With systemd there are 3 options:

systemd-timesyncd -- https://wiki.archlinux.org/index.php/systemd-timesyncd,

supports sntp protocol

ntpd -- original "proof of concept" implementation.  It is widely used, but
for laptops or workstations one of the others may be a better choice

chronyd -- implementaion of the ntp protocol developed for systems with
unreliable network access where ntpd


> On my system "ps ax | grep -i chrony" turns up two processes, chronyd,
> and the grep.
>
> # ps ax | grep -i chrony
>  1113 ?        S      0:02 /usr/sbin/chronyd
>  6982 pts/1    S+     0:00 grep --color=auto -i chrony
>
>
Use "ps ax | grep [c]hrony" to omit the grep process.

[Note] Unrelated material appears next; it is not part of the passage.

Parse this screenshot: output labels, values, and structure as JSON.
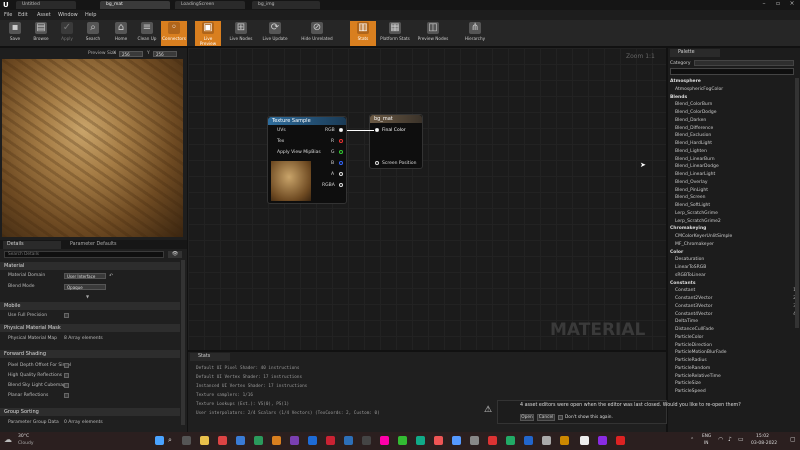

> chronyc does not run unless someone starts it, usually from a commandline.
> it is a user tool for examining/controlling chronyd status. it shouldn't
> be running all the time. Do you have a startup script somewhere that is
> running it for you? If so, I'd recommend not doing that.
>

> even if I start it from a command prompt, if I don't give it any commands
> to run it consumes (as faras I can tell by watching top) zero CPU
> (there's bound to be some, but it's just waiting at a command prompt,
> so how much could it be?)
>
> so it sounds like something on your system is running it and feeding it
> some time-consuming commands. your task is to figure out what that is and
> fix it.
>


https://www.reddit.com/r/Fedora/comments/72g5hc/chronyc_tracking_consumes_100_cpu/
sounds similar.  See  RHEL 7 Using chrony
<https://access.redhat.com/documentation/en-us/red_hat_enterprise_linux/7/html/system_administrators_guide/sect-using_chrony>

>
> good luck!
>
> Fred
> >
> > On Thu, 5 Oct 2017 13:05:27 -0400 Sam Varshavchik <mr...@courier-mta.com>
> wrote:
> >
> > > Ranjan Maitra writes:
> > >
> > > > Over the past few weeks, my laptop has been running chronyc at full
> blast.
> > > >
> > > > $top
> > > >
> > > > 12657 root      20   0   20624   1308   1160 R  93.8  0.0   1739:52
> chronyc
> > > >
> > > > I looked up chronyc and found that this controls NTP. I use NTP, but
> do I
> > > > need to keep this around? Or is the good old ntp good enough? From
> what I
> > > > understand, openntp would also work but that is not available on
> Fedora.
> > > >
> > > > I guess I am wondering if there is a major cost to sudo dnf erase
> chronyc -y.
> > >
> > > The major cost is that if your puter's clock is off, its internal time
> will
> > > slowly drift apart.
> >
> > Will ntpd not address this issue?
> >
> >
> > >
> > > How important is having the system time accurate is to you?
> > >
> >
> > To the extent that I am able to fetchmail from my mail servers for which
> I think we need reasonably accurate system time?
> >
> > I do not get why chronyc should run and create such a racket at 100% CPU.